Nothing could be further from the case. What We Talk About may open with a scene on Amtrak, but it’s replete with sourced data and illustrative passages on railroad reading. It may gently state the difference between a “book” and a “text,” but it still includes the moment I like to call the “scholarly drop” — when a writer maps the academic terrain, summarizing the half-dozen books that promote the myths to be challenged. In doing so, What We Talk About makes an implicit, and important, bid for one value an English academic brings to the public sphere: to tell the history of literature.
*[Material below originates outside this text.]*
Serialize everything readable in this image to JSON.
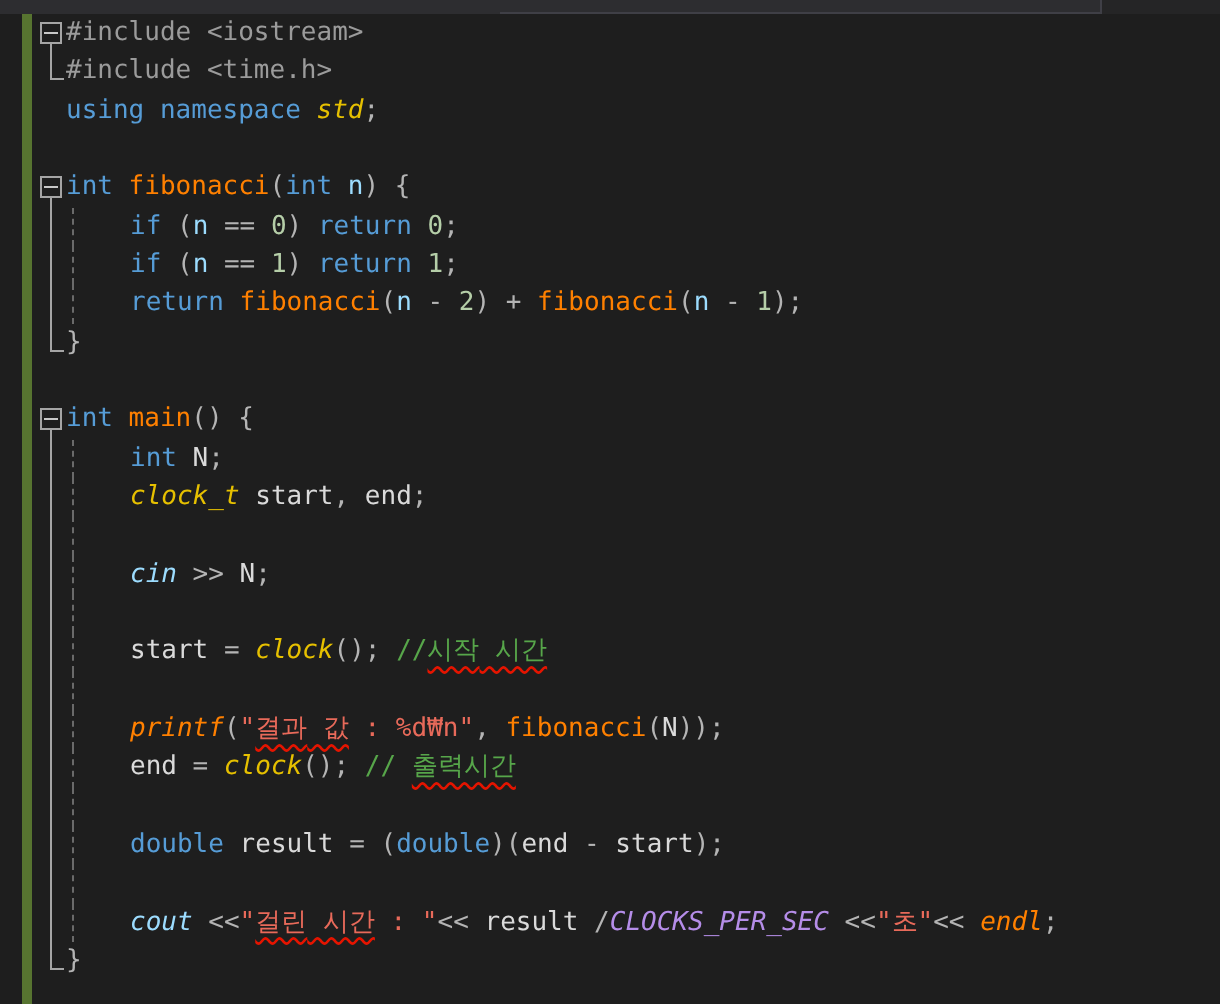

Those bids matter, both for the discipline of book history and the forever self-justifying vocation of the academic. Consider, in contrast, the proposal made by Michael Clune this August — first in Critical Inquiry, then in The Chronicle of Higher Education — that the value of a humanities professor lies in their judgment. Academics adjudicate, he argued, on whether we should spend our time reading Henry James or watching The Apprentice, and they teach us the skills to access and relish the superiority of the former. By his account, when professors remain content-neutral, they are not widening the canon; they are narrowing it by allowing the market to swoop in and feed us an all-Netflix diet. “If you tell me my preference for young adult fiction or reality TV shows is neither better nor worse than a preference for Emily Brontë or Ralph Ellison,” Clune wrote, “you are robbing me of the opportunity to enrich my life.”
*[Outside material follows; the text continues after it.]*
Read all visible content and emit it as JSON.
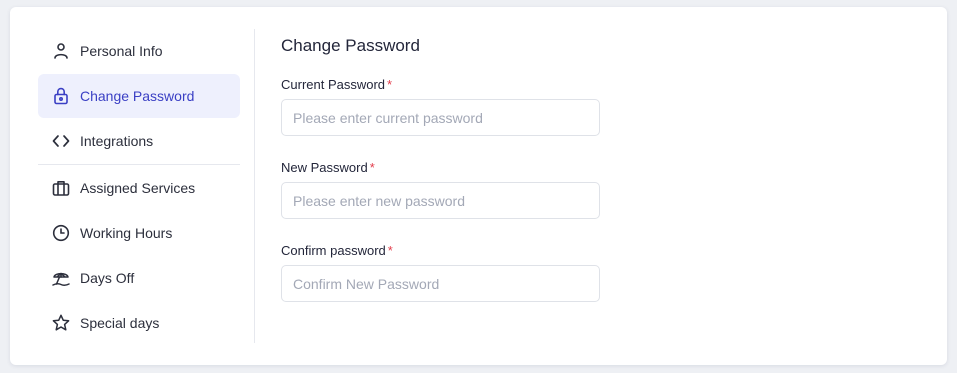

Those words didn’t quite spawn an outrage, but they were expectedly controversial. The Chronicle soon published a counterbid chastising Clune for his aesthetic conservatism and his unwillingness to engage in more reflexive thinking. The writers proposed, instead, that the English professor should pursue a second-order interrogation, asking their classroom why we tend to attribute value to Brontë or Ellison. Doing so, they argued, opens a space for “aesthetic empathy”: mutual growth between student and teacher, in which the former might just show the latter there’s something to be learned from reality TV. Clune’s counter to the counter? He accused his opponents of bootstrapping the rights of a professor — from making literary judgment to “moral and metacognitive judgment.”
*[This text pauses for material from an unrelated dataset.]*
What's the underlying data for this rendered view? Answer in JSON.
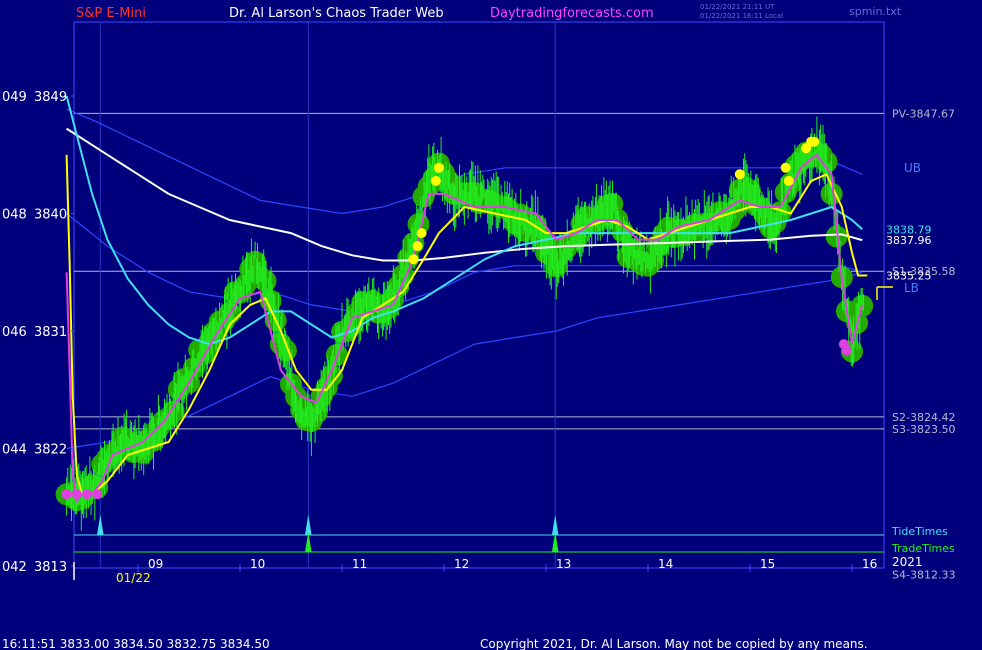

The coronet of the literary critic can shine garishly in these debates. Antes and emotions rise, as each side bellows that its brand of aesthetic education brings the proper form of public good. In the wake of Outrages, the scrupulous historicism of What We Talk About tempers those disputes by suggesting another hat. When wearing it, we might discuss how James negotiated contracts with his transatlantic publishers, or note that The Ambassadors’s first American edition swapped Chapters 28 and 29. We could call myth on Clune’s binary between reality TV and Emily Brontë by citing a review — “In spite of the disgusting coarseness of much of the dialogue, and the improbabilities of much of the plot, we are spellbound” — and asking whether it refers to Wuthering Heights or The Bachelor. Price never makes such an explicit bid, but her headgear raises a paddle. It reminds us that when a sterling English professor talks about books, she may offer something different from judgment: truth.
Colton Valentine is a PhD candidate in English at Yale.